“Çok uyumak kaçmaktır, uyuyamamaksa yakalanmak.” diyor Freud. Tamamen insanın kafasının içinde olan bitenlerle alakalı değil midir aslında bu? Hiçbir olayı umursamak istemiyorsa, düşünmüyorsa uyumaz mı insan, tüm dünyadan kaçarcasına? Veya çok düşünüyorsa, kafasını sürekli yoruyorsa bir şeye, uyuyabilir mi rahatça? Yakalanmıştır bir kere, kaptırmıştır kendini olaylara.
Uykuyu insanın günlük hayattan kaçış hakkı olarak tanımlamak doğru olacaktır. Tüm günün yorgunluğu, stresi üzerine insanı yenileyen, deşarj eden bir mola durağı gibi. Sınırlı kotaya sahip bir mola durağı… Bu kotayı dolduran, üstüne bir de hayli aşan insanlar görüyoruz etrafımızda. Rahatça bu kişilerin hayatlarındaki birtakım şeylerden daha az etkilenmek, daha az sorumluluk almak için uğraştıklarını söyleyemez miyiz? Gece kafalarını yastığa koyduklarında kulaklarında çınlayacak bir harf bile yoktur. Çünkü kaçmışlardır onlar, kendilerini yormamışlardır. Hepimiz yapmışızdır bunu zamanında, vurdumduymazlığımızın, üşengeçliğimizin, yorulmuşluğumuzun üzerine. Fakat uzun süreçte çok uyumak kişiliğimizi de etkilemez mi? Bunlara alışkın hale getirip kendimizi yepyeni bir insan bedeninde bulmamızı sağlamaz mı çok uyumak?
Uyuyamamak da ayrı bir sorunu insanın. Tabii ki düşünmek, kafa yormak, hayat mücadelesinden kaçınmamak kötü bir şey değil. Fakat bunu fazla kaçırdığımızda, günlük molamızı yeterince randımanlı kullanamıyoruz. Sonucunda ise bir sonraki güne daha verimsiz başlıyoruz. Yani kendimizi belirli şeylere fazla kaptırmak bizi kısır döngüye sürükleyerek yıpratıyor. Yine geniş çerçeveden bakınca bizi daha olumsuz, daha paranoyak biri haline getiriyor.

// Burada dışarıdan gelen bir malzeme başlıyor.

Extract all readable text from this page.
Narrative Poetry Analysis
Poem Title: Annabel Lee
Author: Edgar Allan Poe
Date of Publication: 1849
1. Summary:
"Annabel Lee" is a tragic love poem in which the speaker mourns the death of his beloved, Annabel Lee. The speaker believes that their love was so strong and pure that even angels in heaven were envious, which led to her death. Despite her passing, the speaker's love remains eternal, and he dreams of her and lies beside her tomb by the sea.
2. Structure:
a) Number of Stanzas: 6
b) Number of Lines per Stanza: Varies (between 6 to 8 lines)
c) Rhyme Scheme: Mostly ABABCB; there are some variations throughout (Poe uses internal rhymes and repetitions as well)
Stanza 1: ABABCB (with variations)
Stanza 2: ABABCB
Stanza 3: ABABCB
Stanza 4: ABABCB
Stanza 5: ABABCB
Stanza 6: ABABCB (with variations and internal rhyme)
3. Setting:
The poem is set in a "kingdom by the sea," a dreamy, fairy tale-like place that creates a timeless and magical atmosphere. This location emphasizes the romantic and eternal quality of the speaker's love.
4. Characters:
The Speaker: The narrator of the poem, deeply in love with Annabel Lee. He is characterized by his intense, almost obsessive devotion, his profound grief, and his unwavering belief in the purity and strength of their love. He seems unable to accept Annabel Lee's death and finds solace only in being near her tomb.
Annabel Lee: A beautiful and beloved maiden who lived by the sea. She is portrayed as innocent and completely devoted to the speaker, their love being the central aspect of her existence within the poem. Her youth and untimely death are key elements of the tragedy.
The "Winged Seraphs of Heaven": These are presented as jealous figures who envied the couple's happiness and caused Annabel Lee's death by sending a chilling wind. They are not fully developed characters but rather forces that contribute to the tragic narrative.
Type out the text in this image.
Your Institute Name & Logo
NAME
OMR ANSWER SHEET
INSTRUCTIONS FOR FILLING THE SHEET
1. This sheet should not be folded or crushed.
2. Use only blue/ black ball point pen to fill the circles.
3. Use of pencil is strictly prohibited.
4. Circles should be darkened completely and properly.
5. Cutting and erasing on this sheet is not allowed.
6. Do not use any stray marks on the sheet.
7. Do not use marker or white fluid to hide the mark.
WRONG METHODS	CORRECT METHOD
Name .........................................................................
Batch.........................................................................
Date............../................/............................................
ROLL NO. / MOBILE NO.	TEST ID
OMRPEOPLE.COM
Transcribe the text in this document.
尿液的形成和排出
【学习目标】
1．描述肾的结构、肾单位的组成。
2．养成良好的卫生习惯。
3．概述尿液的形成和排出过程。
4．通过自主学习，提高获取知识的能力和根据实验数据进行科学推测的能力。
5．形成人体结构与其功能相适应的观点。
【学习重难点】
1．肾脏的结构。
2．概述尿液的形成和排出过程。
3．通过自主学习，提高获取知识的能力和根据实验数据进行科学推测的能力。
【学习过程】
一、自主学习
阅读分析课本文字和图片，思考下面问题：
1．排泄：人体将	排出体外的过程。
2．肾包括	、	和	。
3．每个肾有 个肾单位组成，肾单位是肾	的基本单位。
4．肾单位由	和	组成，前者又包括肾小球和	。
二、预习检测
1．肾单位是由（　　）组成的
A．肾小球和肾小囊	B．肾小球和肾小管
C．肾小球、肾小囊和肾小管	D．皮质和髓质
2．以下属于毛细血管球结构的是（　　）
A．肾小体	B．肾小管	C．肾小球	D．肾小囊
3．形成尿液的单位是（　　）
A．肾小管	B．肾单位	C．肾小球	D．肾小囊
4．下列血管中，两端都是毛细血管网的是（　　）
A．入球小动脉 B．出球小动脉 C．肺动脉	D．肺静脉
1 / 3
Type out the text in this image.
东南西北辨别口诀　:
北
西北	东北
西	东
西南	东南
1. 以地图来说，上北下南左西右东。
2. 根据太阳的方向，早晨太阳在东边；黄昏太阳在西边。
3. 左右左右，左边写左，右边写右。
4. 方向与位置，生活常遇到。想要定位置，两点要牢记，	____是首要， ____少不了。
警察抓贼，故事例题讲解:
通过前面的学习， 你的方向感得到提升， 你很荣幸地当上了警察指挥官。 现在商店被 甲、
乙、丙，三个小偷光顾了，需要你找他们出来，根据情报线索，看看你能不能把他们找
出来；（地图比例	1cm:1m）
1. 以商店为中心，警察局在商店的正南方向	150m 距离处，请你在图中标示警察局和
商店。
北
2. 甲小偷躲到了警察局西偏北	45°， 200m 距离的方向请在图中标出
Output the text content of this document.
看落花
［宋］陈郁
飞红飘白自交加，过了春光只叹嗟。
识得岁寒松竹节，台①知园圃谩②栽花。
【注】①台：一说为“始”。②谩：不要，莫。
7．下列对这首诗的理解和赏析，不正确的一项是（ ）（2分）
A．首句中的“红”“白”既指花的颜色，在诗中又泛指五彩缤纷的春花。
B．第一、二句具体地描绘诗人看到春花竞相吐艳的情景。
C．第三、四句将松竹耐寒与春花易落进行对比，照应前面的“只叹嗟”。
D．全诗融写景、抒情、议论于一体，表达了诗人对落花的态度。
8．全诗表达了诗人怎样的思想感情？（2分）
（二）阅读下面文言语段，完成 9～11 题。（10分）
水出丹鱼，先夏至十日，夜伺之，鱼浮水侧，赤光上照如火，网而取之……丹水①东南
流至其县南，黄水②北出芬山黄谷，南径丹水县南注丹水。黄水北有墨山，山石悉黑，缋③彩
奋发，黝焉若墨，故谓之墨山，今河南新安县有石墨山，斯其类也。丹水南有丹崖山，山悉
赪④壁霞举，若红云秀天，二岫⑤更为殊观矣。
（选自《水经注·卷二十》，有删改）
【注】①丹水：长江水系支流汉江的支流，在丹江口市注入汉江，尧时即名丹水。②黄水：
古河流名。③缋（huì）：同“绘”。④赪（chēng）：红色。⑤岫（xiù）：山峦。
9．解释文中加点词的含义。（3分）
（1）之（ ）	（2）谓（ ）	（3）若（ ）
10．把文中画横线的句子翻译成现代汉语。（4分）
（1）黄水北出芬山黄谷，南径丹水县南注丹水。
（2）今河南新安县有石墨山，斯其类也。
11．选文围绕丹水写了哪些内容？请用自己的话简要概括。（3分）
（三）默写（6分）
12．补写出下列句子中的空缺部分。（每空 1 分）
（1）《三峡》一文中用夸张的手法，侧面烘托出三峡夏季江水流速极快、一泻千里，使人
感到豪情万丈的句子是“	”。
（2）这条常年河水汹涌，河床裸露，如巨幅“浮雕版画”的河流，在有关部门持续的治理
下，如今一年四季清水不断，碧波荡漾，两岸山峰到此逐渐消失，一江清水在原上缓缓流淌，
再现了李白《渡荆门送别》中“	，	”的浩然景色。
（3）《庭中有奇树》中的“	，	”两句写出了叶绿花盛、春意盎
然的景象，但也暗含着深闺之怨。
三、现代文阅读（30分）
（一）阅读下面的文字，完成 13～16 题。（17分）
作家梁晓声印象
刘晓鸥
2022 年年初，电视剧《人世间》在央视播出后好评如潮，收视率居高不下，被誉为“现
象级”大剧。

Ne kaçmayı başarmak, ne de yakalanmak… Uyumak ya da uyumamak… Hiçbiri bizi olduğumuzdan daha iyi bir noktaya götürmeyecekse, belki de en iyi seçeneğimiz dengeyi tutturmaktır. Ne kendimizi hiç yormamak, ne de zarar verecek ölçüde kendimizi hırpalamak…
Tümdengelim yapacak olursak, çok uyuyan insanların aslında daha az şey düşünerek daha az şey bildikleri çıkarımını yapabiliriz. Bir şey bilmeden huzurluca uyumak, bir nevi cahil mutluluğu olarak adlandırdığımız şey… Aynı evde yaşayan bir anneyle çocuğunu düşünün. Çocuk, olan bitenden habersiz sonraki gün uyanıp kreşe gideceğinden emin bir şekilde gözlerini kapatıp şıp diye uyuyabilirken yanındaki annesinin kafasındaki kreşe yetişme stresi, sabah hazırlayacağı yemek kaygısı, çocuğuna giydireceği kıyafet vs. bir türlü uyuyamaması da bu duruma güzel bir örnek.
Çok bilen, çok sorumluluk alan kişilerse genelde uyuyamayan kesim olurlar. Tıpkı yeni bir buluş yapmak üzere olan bir bilim insanının yattığında gözünün önüne projesiyle ilgili olumlu olumsuz düşüncelerin sıralanması ve onu uyutmamasındaki gibi. Olaylara buradan baktığımızda ise uyumamak, yakalanmak geleceğimiz için daha güzel bir yol açacakmış gibi duruyor. Yine de her şeyin fazlası zarar mantığıyla yola çıkarak dengeli davranmanın en doğrusu olacağını anlayabiliriz.
Sonuç olarak, içimizde tuttuğumuz en küçük bir duygu, kafamızın köşesindeki en küçük bir bilgi bile bizi düşünmeye sevk edecek, bizi onunla ilgilenmeye itecektir. Öyleyse Gorki’nin söylediği gibi şu çıkarımı yapabiliriz: “Ne kadar az bilirsen o kadar iyi uyursun.”